На половине пути Чонга вдруг зарыдал со словами: «Папа, я не чувствую руку!»

Онемение – признак интоксикации змеиным ядом. Для лекаря, работающего со змеями, это было так же очевидно, как и то, что я слишком рано успокоился.

Дома имелся запас противоядий, и, как только мы переступили порог нашей избы, Чонга принял антидот. Но время шло, а облегчение не наступало, онемение продолжало распространяться. Противоядие, эффективное от гадюк, перед ядом этой твари оказалось бессильно. Оставалось последнее – седлать соседскую лошадь и гнать что есть мочи к королевским жрецам в Долину кристальных озёр, к замку самого Короля Филиппа.

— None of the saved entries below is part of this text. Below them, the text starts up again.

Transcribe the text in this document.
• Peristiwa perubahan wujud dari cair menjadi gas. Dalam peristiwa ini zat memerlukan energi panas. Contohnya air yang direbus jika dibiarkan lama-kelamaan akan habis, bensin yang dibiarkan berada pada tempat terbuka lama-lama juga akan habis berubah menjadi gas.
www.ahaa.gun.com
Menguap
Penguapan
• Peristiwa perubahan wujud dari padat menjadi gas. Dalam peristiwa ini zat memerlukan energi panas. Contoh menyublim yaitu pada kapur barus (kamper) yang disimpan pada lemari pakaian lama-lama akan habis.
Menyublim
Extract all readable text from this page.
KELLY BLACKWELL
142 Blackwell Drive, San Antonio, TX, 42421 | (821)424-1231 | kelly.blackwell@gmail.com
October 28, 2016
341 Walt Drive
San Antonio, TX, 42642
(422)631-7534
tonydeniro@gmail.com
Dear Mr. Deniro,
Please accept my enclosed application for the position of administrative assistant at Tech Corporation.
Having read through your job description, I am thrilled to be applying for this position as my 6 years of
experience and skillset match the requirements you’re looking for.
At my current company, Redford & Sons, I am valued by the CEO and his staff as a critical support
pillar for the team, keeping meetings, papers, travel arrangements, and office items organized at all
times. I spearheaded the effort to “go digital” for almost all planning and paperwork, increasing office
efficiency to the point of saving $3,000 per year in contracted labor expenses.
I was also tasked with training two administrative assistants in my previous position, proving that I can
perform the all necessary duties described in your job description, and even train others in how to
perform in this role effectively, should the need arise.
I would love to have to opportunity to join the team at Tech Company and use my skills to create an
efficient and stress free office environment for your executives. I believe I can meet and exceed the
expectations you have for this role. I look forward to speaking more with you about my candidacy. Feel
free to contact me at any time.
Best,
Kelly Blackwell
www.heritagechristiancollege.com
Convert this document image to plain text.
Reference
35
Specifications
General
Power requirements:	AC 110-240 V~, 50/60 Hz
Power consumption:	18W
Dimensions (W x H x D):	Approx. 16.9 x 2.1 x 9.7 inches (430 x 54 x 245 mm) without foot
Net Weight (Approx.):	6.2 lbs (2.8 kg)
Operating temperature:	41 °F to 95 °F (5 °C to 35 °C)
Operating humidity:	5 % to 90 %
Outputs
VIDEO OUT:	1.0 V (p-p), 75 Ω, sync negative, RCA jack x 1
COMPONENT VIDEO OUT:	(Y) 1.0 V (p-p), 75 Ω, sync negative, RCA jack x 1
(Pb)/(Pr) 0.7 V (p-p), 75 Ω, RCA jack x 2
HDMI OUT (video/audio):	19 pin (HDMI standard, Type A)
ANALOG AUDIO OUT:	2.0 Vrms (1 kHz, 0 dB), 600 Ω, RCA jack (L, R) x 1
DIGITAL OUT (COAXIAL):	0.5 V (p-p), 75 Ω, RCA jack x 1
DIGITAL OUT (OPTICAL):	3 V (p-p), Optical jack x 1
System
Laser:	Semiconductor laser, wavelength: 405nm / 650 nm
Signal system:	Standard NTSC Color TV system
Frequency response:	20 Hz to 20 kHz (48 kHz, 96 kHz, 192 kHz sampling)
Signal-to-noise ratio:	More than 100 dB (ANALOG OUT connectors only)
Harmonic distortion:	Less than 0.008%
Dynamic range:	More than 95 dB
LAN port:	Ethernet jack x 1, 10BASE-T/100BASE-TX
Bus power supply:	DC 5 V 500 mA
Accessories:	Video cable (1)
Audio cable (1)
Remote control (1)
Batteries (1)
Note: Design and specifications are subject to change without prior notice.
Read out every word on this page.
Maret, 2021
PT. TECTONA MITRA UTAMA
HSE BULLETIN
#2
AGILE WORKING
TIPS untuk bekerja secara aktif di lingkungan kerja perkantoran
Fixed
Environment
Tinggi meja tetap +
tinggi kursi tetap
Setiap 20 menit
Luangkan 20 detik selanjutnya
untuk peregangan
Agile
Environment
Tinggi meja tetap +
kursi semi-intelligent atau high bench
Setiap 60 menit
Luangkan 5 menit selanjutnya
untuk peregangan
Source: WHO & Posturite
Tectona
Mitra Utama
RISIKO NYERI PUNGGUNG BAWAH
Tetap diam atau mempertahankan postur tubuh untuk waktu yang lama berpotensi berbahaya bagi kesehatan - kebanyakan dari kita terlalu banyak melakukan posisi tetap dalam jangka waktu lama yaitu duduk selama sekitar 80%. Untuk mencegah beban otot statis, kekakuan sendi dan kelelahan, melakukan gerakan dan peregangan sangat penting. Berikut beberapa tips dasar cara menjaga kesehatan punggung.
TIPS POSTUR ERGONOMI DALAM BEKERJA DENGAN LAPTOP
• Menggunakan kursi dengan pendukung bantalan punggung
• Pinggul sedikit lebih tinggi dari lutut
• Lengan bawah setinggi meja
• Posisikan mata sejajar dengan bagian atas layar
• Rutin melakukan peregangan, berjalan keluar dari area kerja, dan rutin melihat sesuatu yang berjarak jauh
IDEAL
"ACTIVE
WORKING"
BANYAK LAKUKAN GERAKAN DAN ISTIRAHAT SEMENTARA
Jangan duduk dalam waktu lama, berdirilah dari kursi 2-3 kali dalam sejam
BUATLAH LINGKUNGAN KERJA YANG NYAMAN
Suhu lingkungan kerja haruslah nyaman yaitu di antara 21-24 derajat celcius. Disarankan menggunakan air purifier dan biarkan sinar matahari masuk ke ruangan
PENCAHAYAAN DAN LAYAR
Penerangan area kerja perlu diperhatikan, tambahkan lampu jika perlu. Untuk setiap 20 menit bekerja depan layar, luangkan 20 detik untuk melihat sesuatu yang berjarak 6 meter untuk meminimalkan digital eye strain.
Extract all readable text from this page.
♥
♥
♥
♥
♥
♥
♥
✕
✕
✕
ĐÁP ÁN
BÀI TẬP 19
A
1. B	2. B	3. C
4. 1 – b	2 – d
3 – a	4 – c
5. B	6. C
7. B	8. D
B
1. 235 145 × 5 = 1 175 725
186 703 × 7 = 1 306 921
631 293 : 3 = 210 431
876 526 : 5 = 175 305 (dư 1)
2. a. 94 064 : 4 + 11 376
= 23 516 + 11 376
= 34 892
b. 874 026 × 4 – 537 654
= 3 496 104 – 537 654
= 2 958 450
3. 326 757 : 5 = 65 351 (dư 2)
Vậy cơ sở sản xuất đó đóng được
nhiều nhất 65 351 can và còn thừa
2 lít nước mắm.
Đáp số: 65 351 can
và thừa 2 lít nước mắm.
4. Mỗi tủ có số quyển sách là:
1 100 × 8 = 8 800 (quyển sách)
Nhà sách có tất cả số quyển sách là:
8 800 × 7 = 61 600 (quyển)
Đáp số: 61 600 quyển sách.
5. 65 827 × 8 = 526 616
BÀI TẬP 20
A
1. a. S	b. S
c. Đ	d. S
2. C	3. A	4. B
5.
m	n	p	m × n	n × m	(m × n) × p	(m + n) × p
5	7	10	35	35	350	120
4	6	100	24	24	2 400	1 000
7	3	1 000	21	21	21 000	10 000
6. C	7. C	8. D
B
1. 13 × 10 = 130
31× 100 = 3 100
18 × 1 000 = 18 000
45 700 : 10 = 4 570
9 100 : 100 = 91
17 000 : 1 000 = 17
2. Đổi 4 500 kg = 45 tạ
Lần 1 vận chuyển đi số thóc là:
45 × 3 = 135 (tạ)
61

Распустив всех пациентов, я молнией добежал до соседского дома, одолжив лошадь, взобрался на неё, сына посадил перед собой и поскакал.

Путь лежал через ненавистный Проклятый лес, где я тщетно пытался заглушить шипящие голоса призрачного мира. «От-т-с-ступис-с-сь… его не с-с-пас-с-ти-и-и…» – вторили они, снова и снова без спроса вторгаясь в сознание. Но я мчал и мчал, гонимый надеждой и потоками ветра, и, насколько хватало воли, гнал докучливых гостей из своей головы.

Минули почти сутки с того момента, как я пробрался через Проклятый лес. И вот наконец передо мной в тёмном отражении озёрной глади предстал королевский замок со множеством башен из мрамора цвета запёкшейся крови. Цитадель кудесничества располагалась ниже по склону, отделённая от замка глубокой расщелиной с перекинутым через неё узким бревенчатым мостом.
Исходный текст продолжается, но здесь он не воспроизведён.